Successful farm operators have to juggle many duties and responsibilities on a day-to-day basis to make sure their farms are operating at peak performance. Rarely, if ever, does the concept of succession planning come up on the daily “to do” list. As a result, this process often gets pushed aside in favor of more pressing issues and tasks, and it becomes difficult to find the time to engage in a timely and effective planning process. That being said, a well thought out succession plan can help bring in the next generation of management and keep the farm business flourishing for decades to come.
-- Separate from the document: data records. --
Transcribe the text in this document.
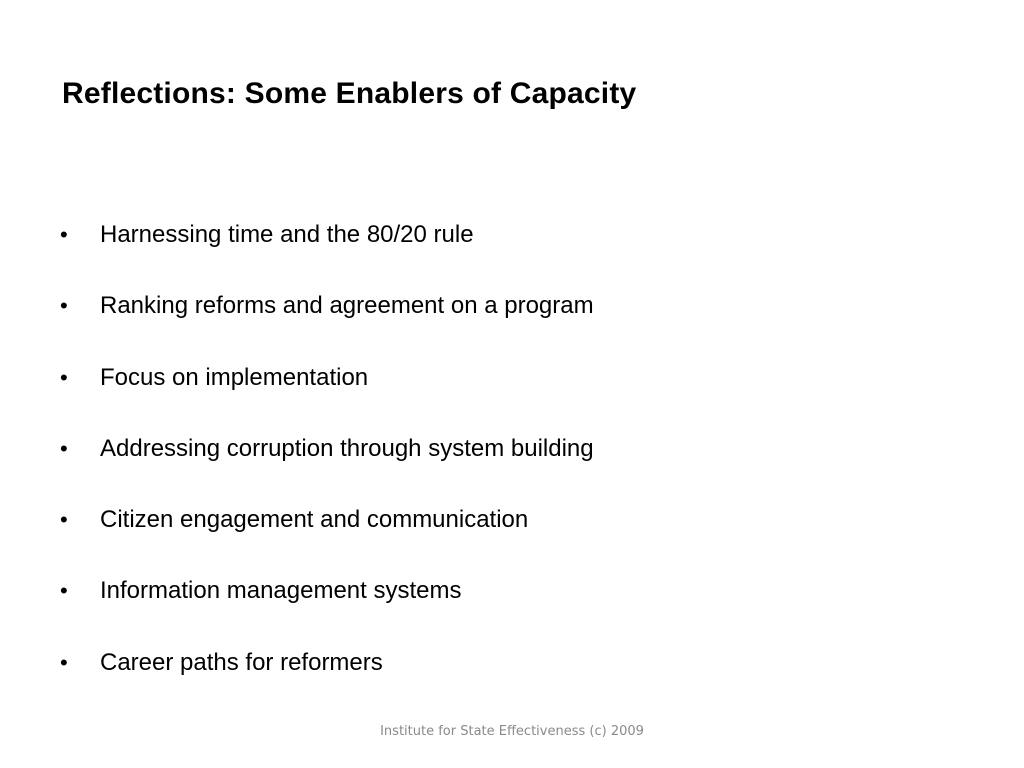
Reflections: Some Enablers of Capacity
•	Harnessing time and the 80/20 rule
•	Ranking reforms and agreement on a program
•	Focus on implementation
•	Addressing corruption through system building
•	Citizen engagement and communication
•	Information management systems
•	Career paths for reformers
Institute for State Effectiveness (c) 2009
Succession planning might mean different things to different people. In general it is the process of developing a plan for each key management position within the organization so that if and when the manager is no longer willing or able to carry out his/her responsibilities for any reason, a successor can readily be put in place.
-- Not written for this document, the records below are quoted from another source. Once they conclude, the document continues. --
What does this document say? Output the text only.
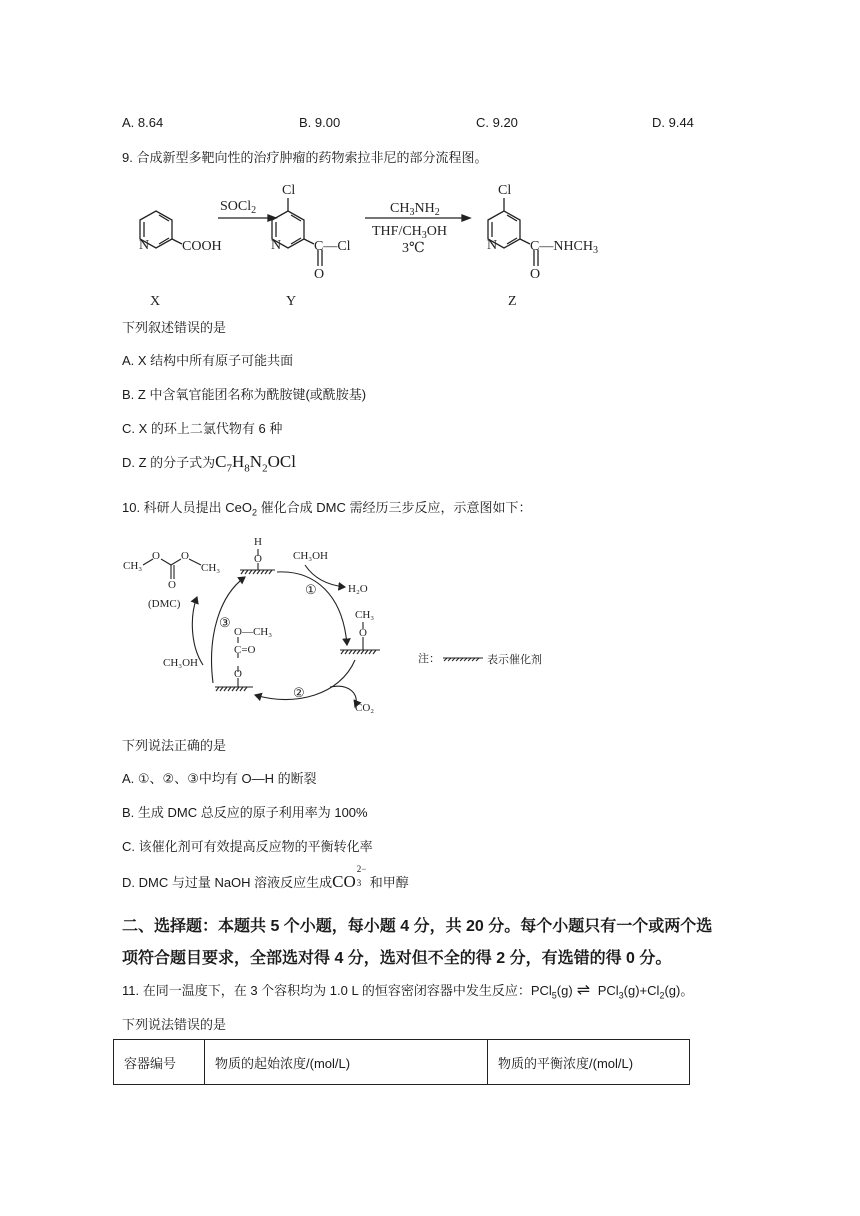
A. 8.64	B. 9.00	C. 9.20	D. 9.44
9. 合成新型多靶向性的治疗肿瘤的药物索拉非尼的部分流程图。
N COOH
X
SOCl$_2$
Cl
N C—Cl
O
Y
$CH_3NH_2$
THF/$CH_3OH$
3℃
Cl
N $C—NHCH_3$
O
Z
下列叙述错误的是
A. X 结构中所有原子可能共面
B. Z 中含氧官能团名称为酰胺键(或酰胺基)
C. X 的环上二氯代物有 6 种
D. Z 的分子式为$C_7H_8N_2OCl$
10. 科研人员提出 CeO$_2$ 催化合成 DMC 需经历三步反应，示意图如下：
CH₃
O
O
O
CH₃
(DMC)
H
O	CH₃OH
①	H₂O
CH₃
O
③
O—CH₃
C=O
O
CH₃OH
②
CO₂
注：	表示催化剂
下列说法正确的是
A. ①、②、③中均有 O—H 的断裂
B. 生成 DMC 总反应的原子利用率为 100%
C. 该催化剂可有效提高反应物的平衡转化率
D. DMC 与过量 NaOH 溶液反应生成CO
2−
3 和甲醇
二、选择题：本题共 5 个小题，每小题 4 分，共 20 分。每个小题只有一个或两个选
项符合题目要求，全部选对得 4 分，选对但不全的得 2 分，有选错的得 0 分。
11. 在同一温度下，在 3 个容积均为 1.0 L 的恒容密闭容器中发生反应：PCl$_5$(g) ⇌ $PCl_3(g)+Cl_2(g)$。
下列说法错误的是
容器编号	物质的起始浓度/(mol/L)	物质的平衡浓度/(mol/L)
Since this isn’t an exercise that most farm business owners have much experience in, it often takes help from trusted advisors to get it right. Attorneys, tax professionals and bankers are often needed at the table to help make sure all relevant issues are being thought about. Many people think of succession plans in terms of legal agreements, tax planning strategies, ownership transfers, life insurance, etc. But the really important aspects of succession planning are the tough conversations, assessment of strengths and weaknesses, letting go and growing into new roles. Here are some additional things to think about:
Get started as soon as possible. There’s no time like the present to begin thinking about and developing a plan. Whether there are multiple generations working in the farm business or a single farm family with no obvious successor, the issue of transitioning the business to the next owner(s) or manager(s) is critically important. The longer this issue goes unaddressed, the less likely it is that the results will be satisfactory to all.
Open, honest communication. All parties need to be willing to clearly and honestly communicate their expectations so that plans can be made without hidden agendas interfering.
Meaningful skills assessment. When working on a plan for management succession, it’s crucial to honestly assess the skills of the potential successor(s) matched against the skills needed for the role being considered. Sometimes it takes the help of a third party to provide objectivity to this part of the process.
Personality profiling. Since communication and teamwork is such an important part of management, especially in today’s larger farm management teams, it would be useful to conduct a personality profile for each team member. Then use a skilled third party to help understand what the collective profiles of each team member might mean in terms of working effectively together. This process can be eye opening.
There are many additional things to think about, but these are some important issues to consider and should help get you started.